As examples, MacKay said some buses are still carrying 72 students, and high school students are not staying within cohorts as children in younger grades are.
"We hope there is no community spread and things can carry on the way that they have been going in the past six weeks, but we are concerned about the potential, and we expressed that to the committee today," she said.
Call for transparency on plans
Among other things, the union is asking the provincial government to share its plans on how it intends to handle a potential second wave of COVID-19.
MacKay said that when the province decided to close schools back in March, it didn't give CUPE a heads-up before telling the public. That left union officials unable to answer questions from employees who wanted to know what the closure meant for them.
The more we're staying inside, the greater chance of spread of COVID. —Lori MacKay, CUPE P.E.I. Division president
"It's so much better when the communication comes from the top and filters out," she said.
With winter coming and students less able to spend time outside on school property, CUPE is also seeking a role in talks on what can be done to help its members feel safe.

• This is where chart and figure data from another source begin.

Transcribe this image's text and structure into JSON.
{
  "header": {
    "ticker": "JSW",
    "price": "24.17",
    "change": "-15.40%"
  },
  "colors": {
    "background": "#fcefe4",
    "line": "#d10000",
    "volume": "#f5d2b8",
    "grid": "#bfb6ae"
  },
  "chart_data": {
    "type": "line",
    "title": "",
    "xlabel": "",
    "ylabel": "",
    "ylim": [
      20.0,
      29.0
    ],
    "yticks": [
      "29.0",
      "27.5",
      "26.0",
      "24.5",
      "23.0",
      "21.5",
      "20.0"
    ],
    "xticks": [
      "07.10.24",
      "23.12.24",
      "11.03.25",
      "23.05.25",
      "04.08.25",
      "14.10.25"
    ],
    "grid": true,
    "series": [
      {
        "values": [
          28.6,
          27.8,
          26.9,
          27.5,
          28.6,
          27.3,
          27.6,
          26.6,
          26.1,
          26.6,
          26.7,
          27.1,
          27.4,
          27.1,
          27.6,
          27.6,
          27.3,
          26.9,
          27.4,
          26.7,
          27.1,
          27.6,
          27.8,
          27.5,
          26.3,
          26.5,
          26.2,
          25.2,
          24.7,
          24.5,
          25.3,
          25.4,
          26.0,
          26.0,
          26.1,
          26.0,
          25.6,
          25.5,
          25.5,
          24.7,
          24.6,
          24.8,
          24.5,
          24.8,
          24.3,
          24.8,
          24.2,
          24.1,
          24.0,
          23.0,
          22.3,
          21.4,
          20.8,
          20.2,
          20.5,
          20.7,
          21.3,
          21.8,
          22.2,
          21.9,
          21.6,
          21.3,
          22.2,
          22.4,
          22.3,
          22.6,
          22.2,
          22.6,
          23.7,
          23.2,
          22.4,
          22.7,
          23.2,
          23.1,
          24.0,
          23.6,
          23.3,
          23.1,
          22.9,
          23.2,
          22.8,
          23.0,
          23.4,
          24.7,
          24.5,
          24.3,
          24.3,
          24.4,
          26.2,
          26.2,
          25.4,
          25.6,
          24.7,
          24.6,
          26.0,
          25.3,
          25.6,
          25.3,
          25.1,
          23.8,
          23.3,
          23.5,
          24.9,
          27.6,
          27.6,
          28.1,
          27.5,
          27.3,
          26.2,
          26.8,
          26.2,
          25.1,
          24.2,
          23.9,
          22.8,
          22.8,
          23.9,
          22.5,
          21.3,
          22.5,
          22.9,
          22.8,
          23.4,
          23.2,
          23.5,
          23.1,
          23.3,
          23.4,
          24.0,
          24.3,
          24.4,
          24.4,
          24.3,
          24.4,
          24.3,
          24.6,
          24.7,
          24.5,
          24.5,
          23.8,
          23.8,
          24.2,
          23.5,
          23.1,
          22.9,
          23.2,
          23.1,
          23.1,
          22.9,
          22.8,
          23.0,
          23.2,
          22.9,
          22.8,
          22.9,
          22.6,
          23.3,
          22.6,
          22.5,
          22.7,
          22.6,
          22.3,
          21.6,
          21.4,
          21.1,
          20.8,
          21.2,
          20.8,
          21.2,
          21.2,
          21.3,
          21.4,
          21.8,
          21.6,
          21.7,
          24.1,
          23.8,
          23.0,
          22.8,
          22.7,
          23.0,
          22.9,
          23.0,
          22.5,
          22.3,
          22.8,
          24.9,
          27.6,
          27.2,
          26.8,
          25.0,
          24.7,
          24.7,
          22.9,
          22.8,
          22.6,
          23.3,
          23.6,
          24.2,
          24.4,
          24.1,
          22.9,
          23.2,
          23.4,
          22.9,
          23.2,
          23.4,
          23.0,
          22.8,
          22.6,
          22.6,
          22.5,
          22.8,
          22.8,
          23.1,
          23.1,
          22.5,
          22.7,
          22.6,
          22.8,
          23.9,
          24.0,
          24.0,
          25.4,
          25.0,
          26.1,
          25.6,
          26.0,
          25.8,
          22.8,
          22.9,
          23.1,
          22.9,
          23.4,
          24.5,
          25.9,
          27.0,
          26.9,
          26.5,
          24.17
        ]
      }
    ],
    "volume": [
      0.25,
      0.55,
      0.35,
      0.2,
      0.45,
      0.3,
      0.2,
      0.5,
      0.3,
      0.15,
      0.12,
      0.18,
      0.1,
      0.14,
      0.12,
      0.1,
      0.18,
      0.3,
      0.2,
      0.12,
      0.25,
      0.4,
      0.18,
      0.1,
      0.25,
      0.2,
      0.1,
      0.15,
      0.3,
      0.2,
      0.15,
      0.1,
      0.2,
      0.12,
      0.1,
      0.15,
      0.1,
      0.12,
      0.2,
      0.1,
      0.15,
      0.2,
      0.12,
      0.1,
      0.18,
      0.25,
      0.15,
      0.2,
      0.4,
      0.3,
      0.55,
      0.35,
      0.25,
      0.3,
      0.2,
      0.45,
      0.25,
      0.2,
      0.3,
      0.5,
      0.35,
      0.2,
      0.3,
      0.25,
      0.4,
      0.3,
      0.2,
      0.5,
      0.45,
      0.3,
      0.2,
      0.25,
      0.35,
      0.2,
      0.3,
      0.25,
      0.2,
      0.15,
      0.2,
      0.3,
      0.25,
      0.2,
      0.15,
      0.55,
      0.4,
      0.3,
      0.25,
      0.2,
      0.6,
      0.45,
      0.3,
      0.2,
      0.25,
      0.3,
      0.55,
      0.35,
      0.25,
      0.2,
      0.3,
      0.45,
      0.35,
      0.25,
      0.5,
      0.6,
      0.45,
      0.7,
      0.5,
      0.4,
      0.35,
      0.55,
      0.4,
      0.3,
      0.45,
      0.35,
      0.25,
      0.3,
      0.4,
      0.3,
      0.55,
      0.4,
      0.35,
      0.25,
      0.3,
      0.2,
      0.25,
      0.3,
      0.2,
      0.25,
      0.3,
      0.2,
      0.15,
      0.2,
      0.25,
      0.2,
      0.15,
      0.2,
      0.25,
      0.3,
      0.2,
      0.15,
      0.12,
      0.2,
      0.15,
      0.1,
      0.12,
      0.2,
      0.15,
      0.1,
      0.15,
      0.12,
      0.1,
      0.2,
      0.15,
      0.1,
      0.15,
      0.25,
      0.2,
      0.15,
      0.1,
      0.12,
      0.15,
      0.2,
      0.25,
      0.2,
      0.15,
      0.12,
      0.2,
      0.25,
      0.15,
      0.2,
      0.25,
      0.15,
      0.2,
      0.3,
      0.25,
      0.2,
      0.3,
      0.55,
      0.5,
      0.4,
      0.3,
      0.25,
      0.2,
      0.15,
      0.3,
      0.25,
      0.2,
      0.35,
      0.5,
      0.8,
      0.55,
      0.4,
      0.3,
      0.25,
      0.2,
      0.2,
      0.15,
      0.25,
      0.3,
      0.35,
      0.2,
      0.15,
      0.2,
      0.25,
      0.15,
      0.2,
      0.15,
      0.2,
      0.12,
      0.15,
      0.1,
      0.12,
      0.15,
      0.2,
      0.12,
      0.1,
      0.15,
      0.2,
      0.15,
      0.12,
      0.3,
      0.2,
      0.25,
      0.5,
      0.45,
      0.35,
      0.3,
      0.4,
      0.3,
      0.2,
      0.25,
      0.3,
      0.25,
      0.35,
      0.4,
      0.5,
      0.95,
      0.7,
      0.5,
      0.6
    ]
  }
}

"The more we're staying inside, the greater chance of spread of COVID," said MacKay.
"If an employee comes to us and says, 'Do I have the right to refuse work if they have no ability to social distance and if they are not able to guarantee [personal protective equipment]?' then, you know, it's going to be difficult to say that you're safe to report to work."
There's also the question of whether snow banks could eventually block entrances now being used by some students so that major doors to the school don't get too crowded.